LONDON: Israeli authorities in occupied East Jerusalem have imposed a closure for the fifth consecutive day on the Al-Aqsa Mosque and the Church of the Holy Sepulchre while barring non-resident visitors from entering the Old City.

Israel announced a state of emergency after beginning airstrikes against Iran on Friday. Tehran retaliated by launching ballistic missiles at Israeli coastal towns and cities. Israel’s emergency measures prevented Palestinians and worshipers from entering the Al-Aqsa Mosque and its courtyards, as well as the Church of the Holy Sepulchre.

The Palestinian Authority’s Jerusalem Governorate added on Tuesday that most shops in the Old City had been closed, with only essential stores remaining open since Friday, Wafa news agency reported.

Israeli authorities have permitted settlers to visit the area surrounding the Al-Aqsa compound and perform Jewish prayers and rituals, while forces have intensified daily raids on Palestinian towns and suburbs in Jerusalem, including the Mount of Olives, Silwan, Issawiya, Shufaat, Hizma, Eizariya, Bir Nabala and Al-Ram, Wafa added.

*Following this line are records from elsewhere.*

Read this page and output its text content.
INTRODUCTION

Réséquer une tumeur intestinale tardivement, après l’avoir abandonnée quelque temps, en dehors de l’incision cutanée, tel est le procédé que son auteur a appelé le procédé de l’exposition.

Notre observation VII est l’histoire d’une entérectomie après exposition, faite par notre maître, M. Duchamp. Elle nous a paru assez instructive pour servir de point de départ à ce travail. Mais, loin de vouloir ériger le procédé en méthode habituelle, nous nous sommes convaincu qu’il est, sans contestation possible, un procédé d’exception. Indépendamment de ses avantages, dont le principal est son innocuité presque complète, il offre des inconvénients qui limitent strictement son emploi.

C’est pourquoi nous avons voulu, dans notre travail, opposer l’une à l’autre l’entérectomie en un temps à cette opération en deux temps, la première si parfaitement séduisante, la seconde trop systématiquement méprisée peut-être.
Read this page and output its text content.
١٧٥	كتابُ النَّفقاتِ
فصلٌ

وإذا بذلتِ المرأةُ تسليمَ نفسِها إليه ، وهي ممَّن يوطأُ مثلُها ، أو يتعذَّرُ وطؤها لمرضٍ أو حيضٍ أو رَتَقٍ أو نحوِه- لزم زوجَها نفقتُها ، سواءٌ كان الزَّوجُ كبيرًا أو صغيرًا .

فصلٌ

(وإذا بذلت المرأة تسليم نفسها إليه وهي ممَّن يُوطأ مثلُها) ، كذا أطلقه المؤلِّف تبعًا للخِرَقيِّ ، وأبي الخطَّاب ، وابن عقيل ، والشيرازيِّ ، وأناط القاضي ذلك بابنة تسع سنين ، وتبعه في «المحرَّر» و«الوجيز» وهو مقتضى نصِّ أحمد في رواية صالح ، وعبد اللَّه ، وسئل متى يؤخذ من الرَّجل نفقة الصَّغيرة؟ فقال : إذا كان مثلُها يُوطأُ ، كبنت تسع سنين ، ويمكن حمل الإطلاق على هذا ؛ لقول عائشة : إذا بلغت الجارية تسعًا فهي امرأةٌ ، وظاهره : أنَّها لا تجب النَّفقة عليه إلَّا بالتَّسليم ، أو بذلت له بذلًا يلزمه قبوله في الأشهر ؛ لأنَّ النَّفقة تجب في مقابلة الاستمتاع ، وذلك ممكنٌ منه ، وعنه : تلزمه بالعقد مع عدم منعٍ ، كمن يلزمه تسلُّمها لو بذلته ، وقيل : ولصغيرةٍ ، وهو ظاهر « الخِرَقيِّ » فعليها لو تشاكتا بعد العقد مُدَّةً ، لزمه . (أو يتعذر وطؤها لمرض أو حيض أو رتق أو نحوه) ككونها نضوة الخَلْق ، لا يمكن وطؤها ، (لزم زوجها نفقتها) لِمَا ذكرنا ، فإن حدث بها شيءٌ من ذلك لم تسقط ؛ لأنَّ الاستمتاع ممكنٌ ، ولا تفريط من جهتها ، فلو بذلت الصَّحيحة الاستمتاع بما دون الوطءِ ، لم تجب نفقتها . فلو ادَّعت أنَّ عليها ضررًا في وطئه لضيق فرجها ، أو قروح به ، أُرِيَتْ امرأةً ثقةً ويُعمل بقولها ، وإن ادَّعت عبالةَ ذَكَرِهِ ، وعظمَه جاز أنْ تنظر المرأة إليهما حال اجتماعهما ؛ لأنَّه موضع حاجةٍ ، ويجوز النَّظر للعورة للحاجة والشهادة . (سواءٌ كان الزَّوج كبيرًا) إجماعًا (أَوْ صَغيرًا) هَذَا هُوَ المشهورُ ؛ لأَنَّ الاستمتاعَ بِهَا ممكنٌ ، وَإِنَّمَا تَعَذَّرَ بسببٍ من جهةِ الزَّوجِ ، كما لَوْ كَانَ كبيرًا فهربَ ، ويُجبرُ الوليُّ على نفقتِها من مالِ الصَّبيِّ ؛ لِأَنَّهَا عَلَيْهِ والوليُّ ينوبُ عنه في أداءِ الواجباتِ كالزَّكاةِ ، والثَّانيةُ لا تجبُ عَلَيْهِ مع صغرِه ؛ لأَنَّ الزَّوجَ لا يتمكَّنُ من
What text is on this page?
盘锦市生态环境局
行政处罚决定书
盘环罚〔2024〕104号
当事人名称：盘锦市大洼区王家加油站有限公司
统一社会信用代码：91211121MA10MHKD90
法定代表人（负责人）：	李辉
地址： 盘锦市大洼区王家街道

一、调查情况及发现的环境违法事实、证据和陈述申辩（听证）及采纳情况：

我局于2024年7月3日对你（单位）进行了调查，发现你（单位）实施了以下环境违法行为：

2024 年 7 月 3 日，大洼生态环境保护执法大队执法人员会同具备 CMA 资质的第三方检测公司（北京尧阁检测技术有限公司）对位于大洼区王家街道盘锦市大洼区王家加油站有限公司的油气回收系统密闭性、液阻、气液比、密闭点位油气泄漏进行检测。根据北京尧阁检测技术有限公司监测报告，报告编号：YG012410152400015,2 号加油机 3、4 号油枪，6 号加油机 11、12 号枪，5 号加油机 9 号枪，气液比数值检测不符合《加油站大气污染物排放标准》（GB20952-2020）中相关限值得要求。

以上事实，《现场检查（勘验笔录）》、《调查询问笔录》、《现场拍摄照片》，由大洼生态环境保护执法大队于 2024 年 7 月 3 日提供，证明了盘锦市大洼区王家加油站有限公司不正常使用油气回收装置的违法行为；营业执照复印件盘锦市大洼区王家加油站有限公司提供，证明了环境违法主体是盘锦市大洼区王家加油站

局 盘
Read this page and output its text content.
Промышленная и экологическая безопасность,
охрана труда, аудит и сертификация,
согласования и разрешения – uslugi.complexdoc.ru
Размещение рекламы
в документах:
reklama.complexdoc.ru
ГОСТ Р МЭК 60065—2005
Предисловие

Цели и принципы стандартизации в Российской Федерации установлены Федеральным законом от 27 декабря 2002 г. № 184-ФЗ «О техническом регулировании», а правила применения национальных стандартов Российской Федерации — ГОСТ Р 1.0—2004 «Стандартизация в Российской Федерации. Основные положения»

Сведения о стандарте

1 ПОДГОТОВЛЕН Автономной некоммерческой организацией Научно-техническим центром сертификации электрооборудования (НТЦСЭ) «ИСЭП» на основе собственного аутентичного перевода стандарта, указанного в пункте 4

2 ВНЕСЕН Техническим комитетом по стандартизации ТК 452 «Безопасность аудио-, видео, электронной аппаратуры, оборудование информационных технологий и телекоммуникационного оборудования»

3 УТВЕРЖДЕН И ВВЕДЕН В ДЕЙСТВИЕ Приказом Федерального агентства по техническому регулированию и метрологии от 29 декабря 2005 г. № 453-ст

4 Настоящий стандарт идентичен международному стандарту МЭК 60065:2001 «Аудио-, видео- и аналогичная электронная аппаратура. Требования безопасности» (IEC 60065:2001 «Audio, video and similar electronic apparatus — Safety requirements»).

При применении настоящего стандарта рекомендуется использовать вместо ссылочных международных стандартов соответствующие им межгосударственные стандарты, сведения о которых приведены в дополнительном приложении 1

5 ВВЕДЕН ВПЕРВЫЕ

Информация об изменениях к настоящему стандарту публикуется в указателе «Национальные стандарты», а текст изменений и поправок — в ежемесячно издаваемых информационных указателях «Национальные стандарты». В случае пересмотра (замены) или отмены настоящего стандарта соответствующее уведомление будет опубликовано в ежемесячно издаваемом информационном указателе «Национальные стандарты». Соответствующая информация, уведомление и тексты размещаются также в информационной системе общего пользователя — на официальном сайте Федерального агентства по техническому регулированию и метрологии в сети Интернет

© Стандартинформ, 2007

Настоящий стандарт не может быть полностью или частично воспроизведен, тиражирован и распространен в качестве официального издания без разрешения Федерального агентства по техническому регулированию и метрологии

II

East Jerusalem is surrounded by 84 checkpoints and barriers, including recently installed earth mounds and gates.

Although Jerusalem has been spared so far from the Israel-Iran conflict, Palestinians in the city fear for their safety due to a lack of proper shelters within their towns and neighborhoods, Wafa reported.

Israeli authorities in Jerusalem have announced the opening of schools to be used as shelters from Iranian missile attacks. However, some Palestinian experts warned that the facilities may not be large enough to accommodate a significant number of residents, and some are even unsuitable for receiving civilians.